In Donezk und Luhansk ist die Lage anders, weil russische Pässe an die Bevölkerung der sogenannten Volksrepubliken bereits seit 2019 ausgegeben wurden. Von Teilen der dort gebliebenen Lokalbevölkerung wurden diese als Chance gesehen, ein seriöses Dokument in der Tasche zu haben, im Gegensatz zu den wertlosen Pässen der selbsternannten Volksrepubliken.

Automatische Einbürgerung auf der Krim

Bei der 2014 annektierten Krim wählte Russland den schnellstmöglichen Weg: Alle Stand 18. März 2014 auf der Krim gemeldeten Personen wurden automatisch zu russischen Staatsbürgern erklärt, sofern sie nicht innerhalb eines Monats schriftlich darauf verzichteten. Wer diesen Schritt wagte, erhielt eine unbefristete Aufenthaltsgenehmigung. Die Behörden der Besatzer interessierte lange auch nicht, wer welchen Pass besitzt. Das liegt auch daran, dass die Loyalität der Lokalbevölkerung gegenüber den russischen Besatzern auf der Krim unbestritten höher war als in später besetzten Teilen der Ukraine. Politisch aktive Menschen wurden auf der Krim allerdings noch stärker verfolgt als in den allermeisten russischen Regionen.

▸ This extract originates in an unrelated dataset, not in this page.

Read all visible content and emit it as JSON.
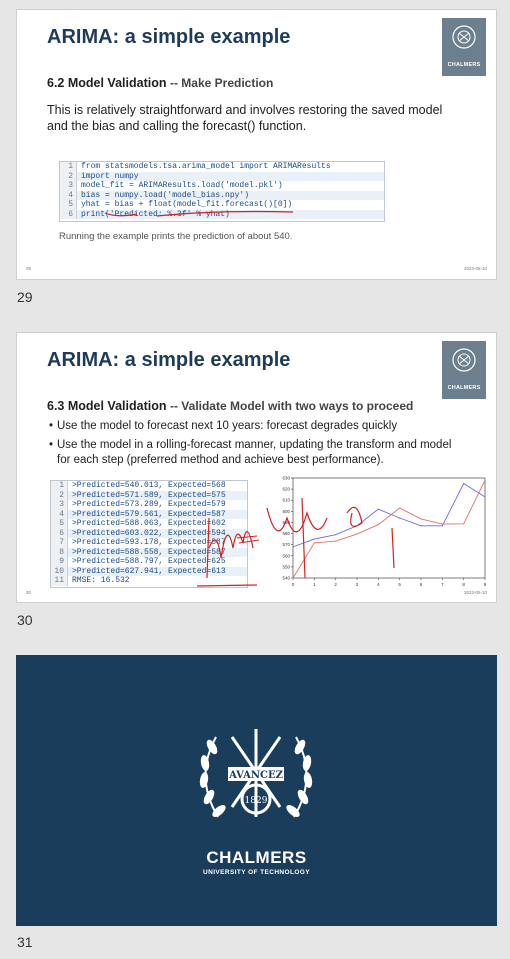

In der ukrainischen Regierung gibt unterschiedliche Auffassungen darüber, ob die Bevölkerung in den besetzten Gebieten russische Pässe in Extremfällen annehmen sollte oder nicht. Der ukrainische Menschenrechtsbeauftragte Dmytro Lubinez rät zur Annahme, wenn es um das Überleben geht. Die Ukraine betrachte die Ausgabe der Pässe als Kriegsverbrechen, nicht deren Annahme. Iryna Wereschtschuk, Vizepremierministerin für Reintegration der besetzten Gebiete, hat den Ukrainern dagegen empfohlen, die Pässe nicht anzunehmen und am besten wegzufahren. Auch sie habe aber Verständnis, wenn die Menschen das okkupierte Territorium nicht verlassen können.